Thoughts, Feelings, Meanings
When I picture the late cellist-composer-producer Arthur Russell, he has headphones on. Maybe I’m thinking of the album cover for Another Thought. Or maybe I’m recalling Olivia Laing’s description in Funny Weather, where Russell is strolling in Manhattan late at night, a Walkman in his pocket, listening to the studio mix that he just finished.
In any case, that’s how I’ve always listened to Russell’s music. Through headphones. In a bubble. There’s a closeness, a loneliness, to World of Echo, for example, that calls out for unmediated listening. It’s just Russell’s voice mingling with solo cello. Like wisps of smoke.
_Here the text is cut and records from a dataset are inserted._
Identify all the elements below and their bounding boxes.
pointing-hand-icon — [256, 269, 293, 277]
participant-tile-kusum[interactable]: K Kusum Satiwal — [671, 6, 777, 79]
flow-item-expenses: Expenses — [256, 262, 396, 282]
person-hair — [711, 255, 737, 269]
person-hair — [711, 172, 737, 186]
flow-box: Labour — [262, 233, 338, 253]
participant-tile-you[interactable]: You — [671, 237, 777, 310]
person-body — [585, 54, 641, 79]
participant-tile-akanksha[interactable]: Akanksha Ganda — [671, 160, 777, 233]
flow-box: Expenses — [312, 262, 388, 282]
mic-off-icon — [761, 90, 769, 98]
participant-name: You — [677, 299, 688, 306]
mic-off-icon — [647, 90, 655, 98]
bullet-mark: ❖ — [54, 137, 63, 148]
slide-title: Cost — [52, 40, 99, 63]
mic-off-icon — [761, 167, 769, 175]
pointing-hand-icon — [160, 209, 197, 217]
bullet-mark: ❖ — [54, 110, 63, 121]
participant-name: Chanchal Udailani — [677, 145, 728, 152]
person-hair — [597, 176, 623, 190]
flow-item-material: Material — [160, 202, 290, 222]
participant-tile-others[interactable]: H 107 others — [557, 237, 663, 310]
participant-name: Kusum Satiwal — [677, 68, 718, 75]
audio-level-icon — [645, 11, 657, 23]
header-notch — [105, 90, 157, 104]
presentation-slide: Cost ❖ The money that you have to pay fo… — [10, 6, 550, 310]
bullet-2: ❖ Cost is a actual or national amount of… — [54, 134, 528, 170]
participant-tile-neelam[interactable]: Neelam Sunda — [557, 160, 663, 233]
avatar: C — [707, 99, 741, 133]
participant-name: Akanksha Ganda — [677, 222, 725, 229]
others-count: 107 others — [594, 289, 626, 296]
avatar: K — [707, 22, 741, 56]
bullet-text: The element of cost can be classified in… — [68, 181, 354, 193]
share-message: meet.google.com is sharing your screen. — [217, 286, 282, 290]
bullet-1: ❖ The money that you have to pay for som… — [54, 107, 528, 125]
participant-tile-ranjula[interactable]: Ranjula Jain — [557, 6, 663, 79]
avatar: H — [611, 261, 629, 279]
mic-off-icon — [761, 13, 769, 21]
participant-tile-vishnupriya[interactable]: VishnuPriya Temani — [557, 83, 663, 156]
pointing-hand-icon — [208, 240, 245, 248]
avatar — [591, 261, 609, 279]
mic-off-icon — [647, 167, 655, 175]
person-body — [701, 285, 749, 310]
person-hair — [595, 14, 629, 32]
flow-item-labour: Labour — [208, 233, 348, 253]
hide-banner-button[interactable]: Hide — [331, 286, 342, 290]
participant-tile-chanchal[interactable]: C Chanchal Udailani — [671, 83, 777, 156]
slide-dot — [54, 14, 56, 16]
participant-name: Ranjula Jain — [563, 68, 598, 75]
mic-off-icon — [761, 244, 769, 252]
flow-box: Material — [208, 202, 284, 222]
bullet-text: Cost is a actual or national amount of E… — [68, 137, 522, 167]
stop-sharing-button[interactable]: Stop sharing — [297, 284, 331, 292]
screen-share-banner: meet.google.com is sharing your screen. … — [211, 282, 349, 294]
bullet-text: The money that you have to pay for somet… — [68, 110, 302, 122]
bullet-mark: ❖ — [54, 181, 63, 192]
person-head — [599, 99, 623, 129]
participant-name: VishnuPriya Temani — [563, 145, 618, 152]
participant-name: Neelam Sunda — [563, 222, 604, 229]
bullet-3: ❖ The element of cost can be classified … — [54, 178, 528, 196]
That’s, of course, an oversimplification. Russell made all kinds of music. Disco hits. Avant-garde works. Country songs. But maybe this personal sense of Russell is why, two weeks after the fact, I’m still thinking (and writing) about “Travels Over Feeling”— a BRIC concert celebrating Richard King’s new book of Russell’s ephemera.
Despite a drizzle, “Travels Over Feeling”— presented free, outdoors, at the Lena Horne Bandshell — was decently well attended. Soggy audience members ate soggy fries from concessions. A young Arthur Russell fan wearing ear protection stood on a chair. Projected on either side of the stage, Russell with his cello. Looking like just-some-guy in his “Master Mix” trucker hat.
In his introduction, King said Russell “never played to this many people in his life.” This, King added, is the kind of crowd he’d have wanted to play to. King might know — having poured over Russell’s materials at the New York Public Library — but still, the statement gave me pause.
Of course, I’m glad that, more than 30 years after his death from AIDs, Russell is finally emerging from relative obscurity. This is thanks to posthumous releases (overseen by his partner Tom Lee; Russell only put out two solo albums in his lifetime) and books like King’s. But there’s an inherent discomfort about speaking for the dead.
Curated by Dada Strain, “Travels Over Feeling” opened with a DJ set by Love Injection. This set highlighted Russell’s disco music — produced under aliases like Indian Ocean, Loose Joints, Dinosaur L, and Killer Whale. This is dance music. Club music. Elevated by Russell’s eccentric rhythms and lyrics.
Interspersed were some of Russell’s cello songs. It’s strange hearing something so intimate projected outdoors over loudspeakers. Russell’s breath. A squeaking string. This is dance music, too. But only in the way that Bach’s suites are dance music. This is chamber music. Recording studio music. Practice room music. Living room music. Music for headphones.
The centerpiece of “Travels Over Feeling” was Russell’s orchestra Tower of Meaning, written for Medea production with Robert Wilson that never happened. As interpreted by the Wordless Music Orchestra — under the baton of Bill Ruyle — Tower of Meaning was contemplative, poignant, sometimes plodding. With repeating, color-bar chords. Trance-inducing.
My only point of reference for Tower of Meaning, a re-released 1980s recording conducted by Julius Eastman, has more movement and direction to it. Ruyle’s interpretation, by comparison, felt beat-y. The abrupt movement endings resulted in premature clapping and whooping. Especially awkward, as it’s not exactly a whoopable piece.
The piece has a naïve quality. Intuitive. Tower of Meaning shows that having a lot of meaning doesn’t equal making a lot of sense. This quality was complemented by Rosa Sawyer’s looping visualizations of cookie-cutter houses, flowers losing petals, a rising and setting sun.
What was missing in “Travels Over Feeling” was the cello. Russell’s ghostly scratchings over the loudspeaker weren’t enough for me. Even the name of the Wordless Music Orchestra’s sole cellist, not especially featured in Tower of Meaning, couldn’t be found anywhere.
Why not have someone like Andrew Yee, whose brilliant Bach-Russell mashup I heard at a ChamberQueer event in march, play a cello set? Yee is part of Russell’s legacy, too. As we left — sadly missing Francois K’s closing DJ set — Russell’s voice reverberated through Prospect Park, as if from beyond the grave: “I’m so happy that I met you...”
The next day, I had to catch flight to Portland, Oregon for a writing workshop (where I happened to be placed with several writers working on ghost stories). In my own travels, this review was placed on the back burner.
But I kept being reminded of Russell in Portland. Seeing King’s book at Bishop and Wilde. Spotting a poster for a Russell tribute at the Hollywood Theater. Attending a silent disco (which Russell would have loved). It turns out that Russell’s estate and label, Audika Records, is Portland-based.
On my plane back to New York, I re-listened to World of Echo. At high altitude, and through slightly muffled ears, I felt closer to this music than I ever had before.